Upstairs, on the first and highest story, were three small, but scrupulously neat rooms, two of which looked out into the street, and the other into the common yard of some dozen neighbors. In the largest apartment of all, which was the aristocratic bedroom, was a narrow, iron bedstead, a little square, antique bureau, an open wash-stand, with a prim white basin set into a hole in it to fit, and a clean diaper towel, folded respectably across the pitcher that did not match the bowl. The boards, though bare, were yellow as gold.
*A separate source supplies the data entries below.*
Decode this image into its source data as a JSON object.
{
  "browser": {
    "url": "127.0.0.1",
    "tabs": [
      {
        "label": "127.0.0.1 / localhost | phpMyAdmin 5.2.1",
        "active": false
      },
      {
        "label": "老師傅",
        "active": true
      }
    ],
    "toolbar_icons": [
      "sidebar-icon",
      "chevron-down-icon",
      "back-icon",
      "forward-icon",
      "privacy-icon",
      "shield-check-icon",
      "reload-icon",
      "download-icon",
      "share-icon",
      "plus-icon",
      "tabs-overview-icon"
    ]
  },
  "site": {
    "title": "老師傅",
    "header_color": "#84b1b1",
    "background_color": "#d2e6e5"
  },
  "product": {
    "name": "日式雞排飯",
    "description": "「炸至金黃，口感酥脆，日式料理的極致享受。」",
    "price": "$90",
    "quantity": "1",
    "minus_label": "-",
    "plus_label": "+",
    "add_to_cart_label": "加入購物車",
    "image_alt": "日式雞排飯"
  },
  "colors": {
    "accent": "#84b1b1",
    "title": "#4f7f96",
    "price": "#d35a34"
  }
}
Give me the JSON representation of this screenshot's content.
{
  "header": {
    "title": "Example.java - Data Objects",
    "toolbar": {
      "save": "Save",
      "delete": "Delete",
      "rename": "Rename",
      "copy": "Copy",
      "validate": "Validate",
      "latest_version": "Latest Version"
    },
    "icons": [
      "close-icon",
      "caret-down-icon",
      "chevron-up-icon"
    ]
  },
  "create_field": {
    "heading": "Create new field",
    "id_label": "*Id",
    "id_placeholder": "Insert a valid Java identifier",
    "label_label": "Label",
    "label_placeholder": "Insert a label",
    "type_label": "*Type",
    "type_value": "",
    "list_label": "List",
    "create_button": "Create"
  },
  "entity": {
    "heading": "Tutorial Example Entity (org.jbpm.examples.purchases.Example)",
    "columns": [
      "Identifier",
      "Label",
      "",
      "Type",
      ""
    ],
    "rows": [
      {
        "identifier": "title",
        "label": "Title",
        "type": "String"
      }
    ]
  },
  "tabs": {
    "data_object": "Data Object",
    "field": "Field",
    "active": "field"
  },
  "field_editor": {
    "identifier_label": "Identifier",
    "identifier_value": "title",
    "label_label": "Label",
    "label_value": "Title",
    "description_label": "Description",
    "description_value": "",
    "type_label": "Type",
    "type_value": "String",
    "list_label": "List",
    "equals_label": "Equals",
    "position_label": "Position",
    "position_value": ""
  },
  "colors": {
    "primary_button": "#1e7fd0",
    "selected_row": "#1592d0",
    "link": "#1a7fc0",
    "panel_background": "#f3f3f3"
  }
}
The faded shutters were closed, and failing hooks were fastened to a nail in the shabby sill by a piece of aged pink tape. On a small table by the bed-side, were bottles and tumblers and remnants of rough delicacies, that bespoke sickness.
The loud, heavy breathing of an invalid, was all that disturbed the quiet of Mrs. Pratt's best room, and this came irregularly, but oppressed and labored, from the prostrate form on the little iron bed behind the door.
Over the spotless linen of the warm bed, two hot, washed hands were lying, and buried in the small, soft pillows, was the flashed, feverish face of a young man. His brow was contracted and every feature bore the impress of the foul disease that had made him its victim. The dry, parched lips moved eagerly at intervals, and the thin fingers clutched one another in feverish excitement; the drowsy lids were only half closed, and great drops of perspiration were standing out on the poor flushed face.
Care and intense anxiety were legibly traced on the well carved features. The mouth was drawn in at its corners, the brow was furrowed by deep lines, and the black hair was well sprinkled with the grey dust of a hard and a bitter experience acquired on the road of life's fatiguing duties.